One of these spaces is the cellar area. This was by-passed during the refurb work on the property in 2009. The building, on Manchester Road, Haslingden, is a terrace, but a rather grand terrace. It would probably have been the house for a professional - maybe a lawyer, or a senior manager in one of the mills. They would have had servants, and the upper floor is probably where the servants slept. The cellar would have been the servants working area, with their own stove, boiler (for cooking and cleaning for the owner, no doubt) etc. Now days the cellar has no natural light (it's below ground level) but originally it would have had lighting from pavement grills. 

Because the house was bought by Dave in the late 70s as his studio, it hasn't been lived in for a long time, so it retains the original fireplaces, tiled floors, etched windows and the cellar, although in a rough condition, still has its Victorian fittings.
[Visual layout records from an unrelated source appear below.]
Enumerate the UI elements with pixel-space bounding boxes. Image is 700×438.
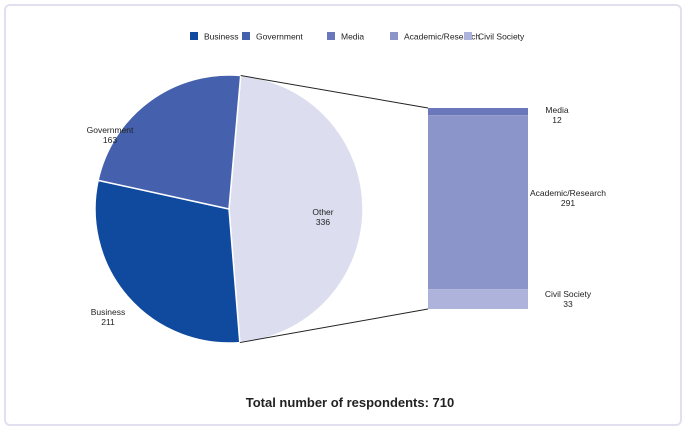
connector-line-bottom: [239, 308, 429, 344]
bar-value: 12: [552, 115, 562, 125]
pie-slice-government: [97, 74, 242, 210]
legend-swatch: [464, 32, 472, 40]
bar-label: Academic/Research: [530, 188, 606, 198]
bar-label: Media: [545, 105, 568, 115]
legend-label: Business: [204, 32, 239, 42]
total-respondents: Total number of respondents: 710: [245, 395, 455, 410]
legend-swatch: [327, 32, 335, 40]
bar-value: 291: [561, 198, 575, 208]
bar-segment-media: [428, 108, 528, 116]
slice-value: 211: [101, 317, 115, 327]
legend-label: Academic/Research: [404, 32, 480, 42]
slice-value: 336: [316, 217, 330, 227]
legend-swatch: [242, 32, 250, 40]
legend-swatch: [190, 32, 198, 40]
bar-segment-academic-research: [428, 115, 528, 290]
slice-label: Other: [312, 207, 333, 217]
bar-segment-civil-society: [428, 289, 528, 309]
slice-value: 163: [103, 135, 117, 145]
slice-label: Government: [87, 125, 134, 135]
legend-label: Media: [341, 32, 364, 42]
chart-frame: [4, 4, 682, 426]
pie-slice-business: [94, 179, 241, 344]
connector-line-top: [240, 75, 429, 109]
slice-label: Business: [91, 307, 126, 317]
legend-swatch: [390, 32, 398, 40]
bar-label: Civil Society: [545, 289, 592, 299]
pie-slice-other: [228, 74, 364, 344]
bar-value: 33: [563, 299, 573, 309]
legend-label: Civil Society: [478, 32, 525, 42]
legend-label: Government: [256, 32, 303, 42]
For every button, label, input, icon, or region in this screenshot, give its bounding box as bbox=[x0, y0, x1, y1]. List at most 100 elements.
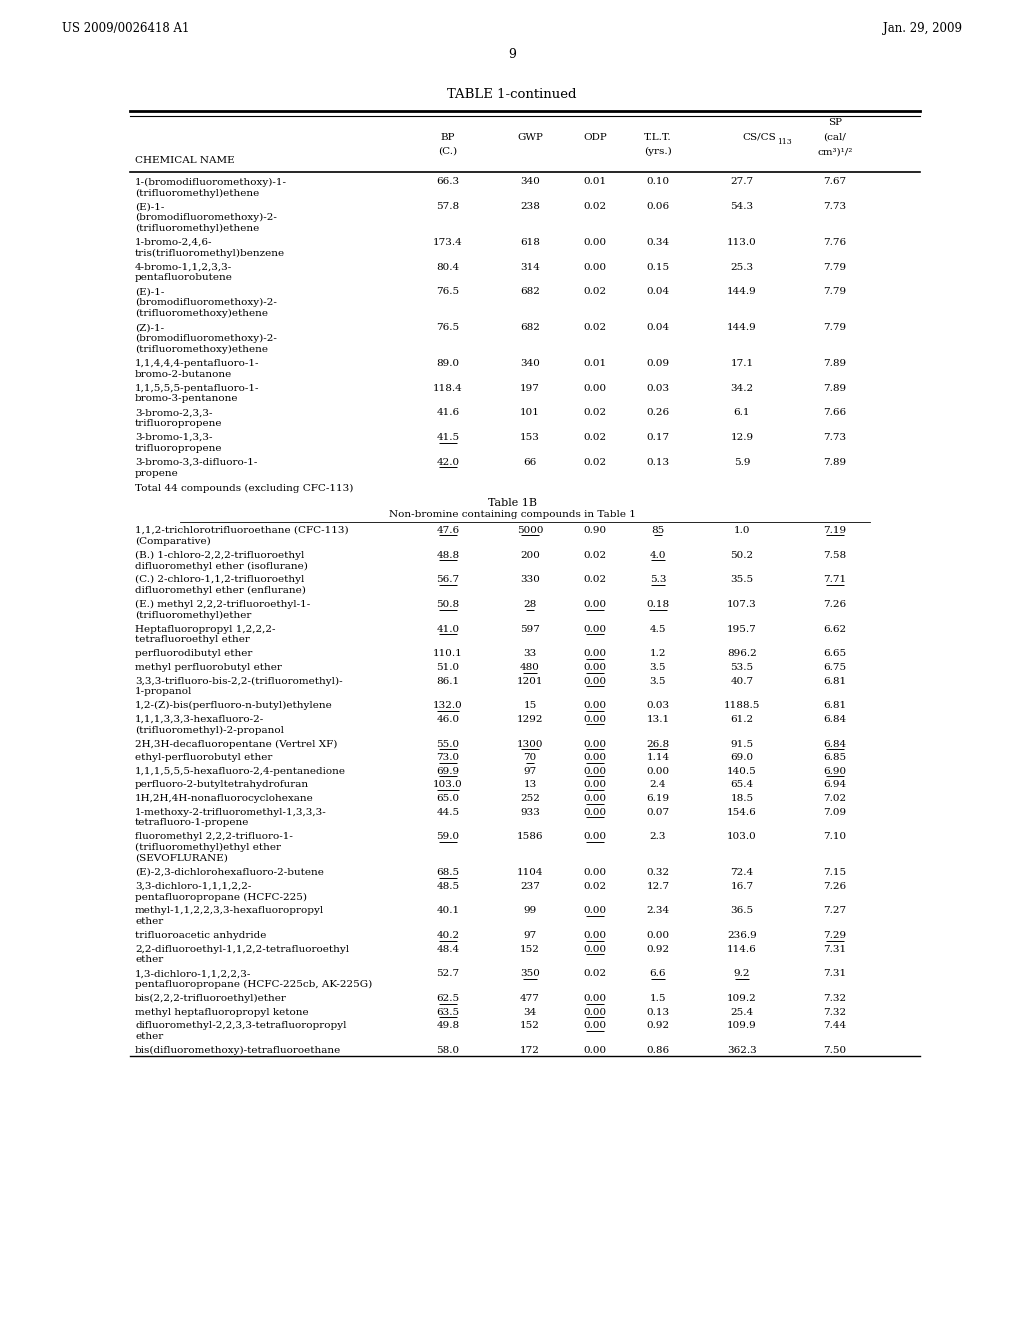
Text: 6.6: 6.6 bbox=[650, 969, 667, 978]
Text: 89.0: 89.0 bbox=[436, 359, 460, 368]
Text: Non-bromine containing compounds in Table 1: Non-bromine containing compounds in Tabl… bbox=[388, 510, 636, 519]
Text: 1300: 1300 bbox=[517, 739, 544, 748]
Text: 1201: 1201 bbox=[517, 677, 544, 685]
Text: 70: 70 bbox=[523, 754, 537, 762]
Text: 9.2: 9.2 bbox=[734, 969, 751, 978]
Text: 140.5: 140.5 bbox=[727, 767, 757, 776]
Text: 7.71: 7.71 bbox=[823, 576, 847, 585]
Text: 28: 28 bbox=[523, 599, 537, 609]
Text: 51.0: 51.0 bbox=[436, 663, 460, 672]
Text: 7.32: 7.32 bbox=[823, 994, 847, 1003]
Text: 2.3: 2.3 bbox=[650, 832, 667, 841]
Text: 44.5: 44.5 bbox=[436, 808, 460, 817]
Text: 0.00: 0.00 bbox=[584, 238, 606, 247]
Text: Total 44 compounds (excluding CFC-113): Total 44 compounds (excluding CFC-113) bbox=[135, 483, 353, 492]
Text: 0.03: 0.03 bbox=[646, 701, 670, 710]
Text: 0.00: 0.00 bbox=[584, 907, 606, 915]
Text: 0.13: 0.13 bbox=[646, 1007, 670, 1016]
Text: ethyl-perfluorobutyl ether: ethyl-perfluorobutyl ether bbox=[135, 754, 272, 762]
Text: 91.5: 91.5 bbox=[730, 739, 754, 748]
Text: 154.6: 154.6 bbox=[727, 808, 757, 817]
Text: 132.0: 132.0 bbox=[433, 701, 463, 710]
Text: 477: 477 bbox=[520, 994, 540, 1003]
Text: 107.3: 107.3 bbox=[727, 599, 757, 609]
Text: 55.0: 55.0 bbox=[436, 739, 460, 748]
Text: 118.4: 118.4 bbox=[433, 384, 463, 393]
Text: 2.4: 2.4 bbox=[650, 780, 667, 789]
Text: 0.34: 0.34 bbox=[646, 238, 670, 247]
Text: 7.26: 7.26 bbox=[823, 599, 847, 609]
Text: 4-bromo-1,1,2,3,3-
pentafluorobutene: 4-bromo-1,1,2,3,3- pentafluorobutene bbox=[135, 263, 232, 282]
Text: Table 1B: Table 1B bbox=[487, 498, 537, 508]
Text: 144.9: 144.9 bbox=[727, 288, 757, 297]
Text: (C.): (C.) bbox=[438, 147, 458, 156]
Text: 25.4: 25.4 bbox=[730, 1007, 754, 1016]
Text: 48.5: 48.5 bbox=[436, 882, 460, 891]
Text: 76.5: 76.5 bbox=[436, 288, 460, 297]
Text: 7.29: 7.29 bbox=[823, 931, 847, 940]
Text: 4.0: 4.0 bbox=[650, 550, 667, 560]
Text: 0.32: 0.32 bbox=[646, 869, 670, 876]
Text: 1,2-(Z)-bis(perfluoro-n-butyl)ethylene: 1,2-(Z)-bis(perfluoro-n-butyl)ethylene bbox=[135, 701, 333, 710]
Text: 12.9: 12.9 bbox=[730, 433, 754, 442]
Text: 41.5: 41.5 bbox=[436, 433, 460, 442]
Text: 2.34: 2.34 bbox=[646, 907, 670, 915]
Text: 97: 97 bbox=[523, 767, 537, 776]
Text: 0.86: 0.86 bbox=[646, 1045, 670, 1055]
Text: 197: 197 bbox=[520, 384, 540, 393]
Text: 7.15: 7.15 bbox=[823, 869, 847, 876]
Text: GWP: GWP bbox=[517, 132, 543, 141]
Text: 7.73: 7.73 bbox=[823, 202, 847, 211]
Text: 113: 113 bbox=[777, 139, 793, 147]
Text: (E)-1-
(bromodifluoromethoxy)-2-
(trifluoromethoxy)ethene: (E)-1- (bromodifluoromethoxy)-2- (triflu… bbox=[135, 288, 276, 318]
Text: cm³)¹/²: cm³)¹/² bbox=[817, 148, 853, 157]
Text: 16.7: 16.7 bbox=[730, 882, 754, 891]
Text: 68.5: 68.5 bbox=[436, 869, 460, 876]
Text: 7.79: 7.79 bbox=[823, 288, 847, 297]
Text: 0.00: 0.00 bbox=[584, 793, 606, 803]
Text: 7.73: 7.73 bbox=[823, 433, 847, 442]
Text: 0.02: 0.02 bbox=[584, 969, 606, 978]
Text: 58.0: 58.0 bbox=[436, 1045, 460, 1055]
Text: 682: 682 bbox=[520, 288, 540, 297]
Text: 0.00: 0.00 bbox=[584, 677, 606, 685]
Text: 6.19: 6.19 bbox=[646, 793, 670, 803]
Text: 109.2: 109.2 bbox=[727, 994, 757, 1003]
Text: 0.92: 0.92 bbox=[646, 945, 670, 953]
Text: 5000: 5000 bbox=[517, 525, 544, 535]
Text: 7.26: 7.26 bbox=[823, 882, 847, 891]
Text: 61.2: 61.2 bbox=[730, 715, 754, 723]
Text: 0.00: 0.00 bbox=[584, 808, 606, 817]
Text: 7.76: 7.76 bbox=[823, 238, 847, 247]
Text: 0.00: 0.00 bbox=[584, 994, 606, 1003]
Text: 0.07: 0.07 bbox=[646, 808, 670, 817]
Text: 6.81: 6.81 bbox=[823, 677, 847, 685]
Text: fluoromethyl 2,2,2-trifluoro-1-
(trifluoromethyl)ethyl ether
(SEVOFLURANE): fluoromethyl 2,2,2-trifluoro-1- (trifluo… bbox=[135, 832, 293, 863]
Text: 33: 33 bbox=[523, 649, 537, 659]
Text: 0.00: 0.00 bbox=[584, 945, 606, 953]
Text: 3,3,3-trifluoro-bis-2,2-(trifluoromethyl)-
1-propanol: 3,3,3-trifluoro-bis-2,2-(trifluoromethyl… bbox=[135, 677, 343, 697]
Text: 4.5: 4.5 bbox=[650, 624, 667, 634]
Text: 69.9: 69.9 bbox=[436, 767, 460, 776]
Text: 1.5: 1.5 bbox=[650, 994, 667, 1003]
Text: 350: 350 bbox=[520, 969, 540, 978]
Text: 7.50: 7.50 bbox=[823, 1045, 847, 1055]
Text: 0.17: 0.17 bbox=[646, 433, 670, 442]
Text: (cal/: (cal/ bbox=[823, 132, 847, 141]
Text: 0.00: 0.00 bbox=[584, 599, 606, 609]
Text: 5.9: 5.9 bbox=[734, 458, 751, 467]
Text: 314: 314 bbox=[520, 263, 540, 272]
Text: 152: 152 bbox=[520, 945, 540, 953]
Text: 76.5: 76.5 bbox=[436, 323, 460, 333]
Text: 1586: 1586 bbox=[517, 832, 544, 841]
Text: 7.02: 7.02 bbox=[823, 793, 847, 803]
Text: 0.00: 0.00 bbox=[646, 767, 670, 776]
Text: (E.) methyl 2,2,2-trifluoroethyl-1-
(trifluoromethyl)ether: (E.) methyl 2,2,2-trifluoroethyl-1- (tri… bbox=[135, 599, 310, 620]
Text: perfluoro-2-butyltetrahydrofuran: perfluoro-2-butyltetrahydrofuran bbox=[135, 780, 309, 789]
Text: 330: 330 bbox=[520, 576, 540, 585]
Text: 0.90: 0.90 bbox=[584, 525, 606, 535]
Text: TABLE 1-continued: TABLE 1-continued bbox=[447, 88, 577, 102]
Text: 36.5: 36.5 bbox=[730, 907, 754, 915]
Text: (E)-1-
(bromodifluoromethoxy)-2-
(trifluoromethyl)ethene: (E)-1- (bromodifluoromethoxy)-2- (triflu… bbox=[135, 202, 276, 234]
Text: 34: 34 bbox=[523, 1007, 537, 1016]
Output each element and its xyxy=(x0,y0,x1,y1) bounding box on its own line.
Above, from the top, are the stone slab table to conserve meats and dairy; centre the old sink and internal drain (plus bricks up window); and at the bottom a view of one of the cellar rooms showing the stove, the boiler and the stone sink.

At present we use it as store for old archive material, and various odds and ends. It's actually quite a sizeable area so it has potential - as a gallery space, for example. It's not too damp either. Access is down some very pokey stone stairs, and there would be fire-escape issues, but I wonder what could be done if we decided to use it more effectively. Does anybody have experience of this sort of conversion?